L'article 11 du code de procédure civile dispose que « si une partie détient un élément de preuve, le juge peut, à la requête de l'autre partie, lui enjoindre de le produire, au besoin à peine d'astreinte ».
Mais cette injonction s'inscrit dans le cadre d'une instance déjà engagée et alors qu'un juge est saisi au fond ce qui n'est pas le cas en l'espèce s'agissant d'une demande de communication de pièce hors tout procès. L'article 11 n'a pas pour objet de se substituer aux articles 145 et, 834.
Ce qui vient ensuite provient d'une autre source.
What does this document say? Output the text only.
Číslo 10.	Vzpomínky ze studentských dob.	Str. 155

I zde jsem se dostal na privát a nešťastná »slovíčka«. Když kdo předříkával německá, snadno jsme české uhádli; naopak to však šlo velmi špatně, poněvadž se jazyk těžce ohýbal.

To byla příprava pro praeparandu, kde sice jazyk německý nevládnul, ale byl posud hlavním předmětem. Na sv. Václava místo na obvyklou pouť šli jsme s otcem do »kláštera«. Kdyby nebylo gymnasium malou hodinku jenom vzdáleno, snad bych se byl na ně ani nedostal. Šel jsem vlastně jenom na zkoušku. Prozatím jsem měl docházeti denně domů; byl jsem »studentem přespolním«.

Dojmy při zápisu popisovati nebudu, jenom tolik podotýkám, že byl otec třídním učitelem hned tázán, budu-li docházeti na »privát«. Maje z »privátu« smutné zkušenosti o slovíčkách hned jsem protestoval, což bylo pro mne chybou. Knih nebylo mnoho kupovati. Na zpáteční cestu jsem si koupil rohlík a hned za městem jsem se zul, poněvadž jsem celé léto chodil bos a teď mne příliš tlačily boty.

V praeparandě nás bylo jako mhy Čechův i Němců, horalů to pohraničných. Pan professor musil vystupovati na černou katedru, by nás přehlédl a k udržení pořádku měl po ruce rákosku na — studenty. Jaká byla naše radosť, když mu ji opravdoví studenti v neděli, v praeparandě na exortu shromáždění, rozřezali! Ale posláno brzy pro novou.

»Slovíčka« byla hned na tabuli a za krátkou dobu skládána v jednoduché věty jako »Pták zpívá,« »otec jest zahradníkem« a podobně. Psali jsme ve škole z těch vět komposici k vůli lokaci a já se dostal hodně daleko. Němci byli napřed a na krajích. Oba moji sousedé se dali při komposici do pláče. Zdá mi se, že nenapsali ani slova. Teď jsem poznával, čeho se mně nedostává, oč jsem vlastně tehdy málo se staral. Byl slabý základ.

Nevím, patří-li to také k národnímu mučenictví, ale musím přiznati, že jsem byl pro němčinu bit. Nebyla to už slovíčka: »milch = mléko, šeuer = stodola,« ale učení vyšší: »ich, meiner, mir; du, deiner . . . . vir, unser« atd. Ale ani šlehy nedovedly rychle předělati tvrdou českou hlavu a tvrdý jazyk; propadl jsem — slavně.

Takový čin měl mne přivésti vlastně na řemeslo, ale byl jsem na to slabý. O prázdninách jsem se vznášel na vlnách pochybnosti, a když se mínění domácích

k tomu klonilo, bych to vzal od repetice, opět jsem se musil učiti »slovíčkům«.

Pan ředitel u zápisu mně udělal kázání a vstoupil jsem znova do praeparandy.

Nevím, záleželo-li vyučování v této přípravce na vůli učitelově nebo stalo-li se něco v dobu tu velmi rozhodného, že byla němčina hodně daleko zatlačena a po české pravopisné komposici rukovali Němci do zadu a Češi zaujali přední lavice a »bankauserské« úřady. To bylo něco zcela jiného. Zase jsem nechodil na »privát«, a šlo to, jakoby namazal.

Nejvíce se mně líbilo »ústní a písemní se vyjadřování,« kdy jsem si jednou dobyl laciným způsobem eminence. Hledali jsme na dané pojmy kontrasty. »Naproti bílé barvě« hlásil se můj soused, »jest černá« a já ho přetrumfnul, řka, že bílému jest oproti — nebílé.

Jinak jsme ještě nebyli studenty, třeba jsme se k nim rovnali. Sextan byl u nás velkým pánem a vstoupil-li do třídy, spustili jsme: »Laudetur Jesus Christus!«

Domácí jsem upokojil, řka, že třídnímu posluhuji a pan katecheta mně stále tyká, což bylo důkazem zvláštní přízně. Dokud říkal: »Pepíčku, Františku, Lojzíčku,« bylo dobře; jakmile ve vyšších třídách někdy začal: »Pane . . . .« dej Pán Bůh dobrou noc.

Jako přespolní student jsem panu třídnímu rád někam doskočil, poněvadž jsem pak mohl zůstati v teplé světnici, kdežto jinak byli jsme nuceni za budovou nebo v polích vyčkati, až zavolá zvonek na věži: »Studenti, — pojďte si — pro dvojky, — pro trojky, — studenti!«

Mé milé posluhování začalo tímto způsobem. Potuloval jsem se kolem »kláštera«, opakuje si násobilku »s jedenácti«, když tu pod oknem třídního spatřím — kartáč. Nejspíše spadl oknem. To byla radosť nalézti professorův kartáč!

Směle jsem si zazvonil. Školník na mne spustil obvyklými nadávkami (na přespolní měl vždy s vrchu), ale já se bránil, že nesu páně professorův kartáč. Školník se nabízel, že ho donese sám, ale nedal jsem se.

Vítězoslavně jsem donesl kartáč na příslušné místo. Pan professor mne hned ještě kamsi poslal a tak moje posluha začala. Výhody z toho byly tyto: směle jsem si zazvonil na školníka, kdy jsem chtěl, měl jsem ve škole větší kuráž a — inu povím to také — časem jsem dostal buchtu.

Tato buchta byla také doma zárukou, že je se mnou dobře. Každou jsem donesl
Dans ces conditions, faute de fondement adéquat à l'appui de la demande qu'il n'appartient pas à la cour de modifier, elle doit être rejetée et l'ordonnance confirmée.
L'équité commande qu'il ne soit pas fait droit aux demandes fondées sur l'article 700 du code de procédure civile en première instance comme en appel; la décision sera donc infirmée de ce chef..
PAR CES MOTIFS
La cour
- Confirme l'ordonnance du juge des référés du tribunal de commerce de Toulouse en date du14 octobre 2021 sauf en ce qu'elle a condamné la SAS Sud Ouest Bâtiment à verser à la SARL Innova la somme de 1500€ sur le fondement de l'article 700 du code de procédure civile.
Statuant à nouveau et y ajoutant :
- Déboute la SARL Innova de sa demande fondée sur l'article 700 du code de procédure civile en première instance comme en appel.
- Condamne la SAS Sud Ouest Bâtiment aux dépens.
- Autorise, conformément aux dispositions de l'article 699 du Code de procédure civile, les avocats de la cause qui en ont fait la demande à recouvrer directement contre la partie condamnée ceux des dépens dont ils auraient fait l'avance sans avoir reçu provision.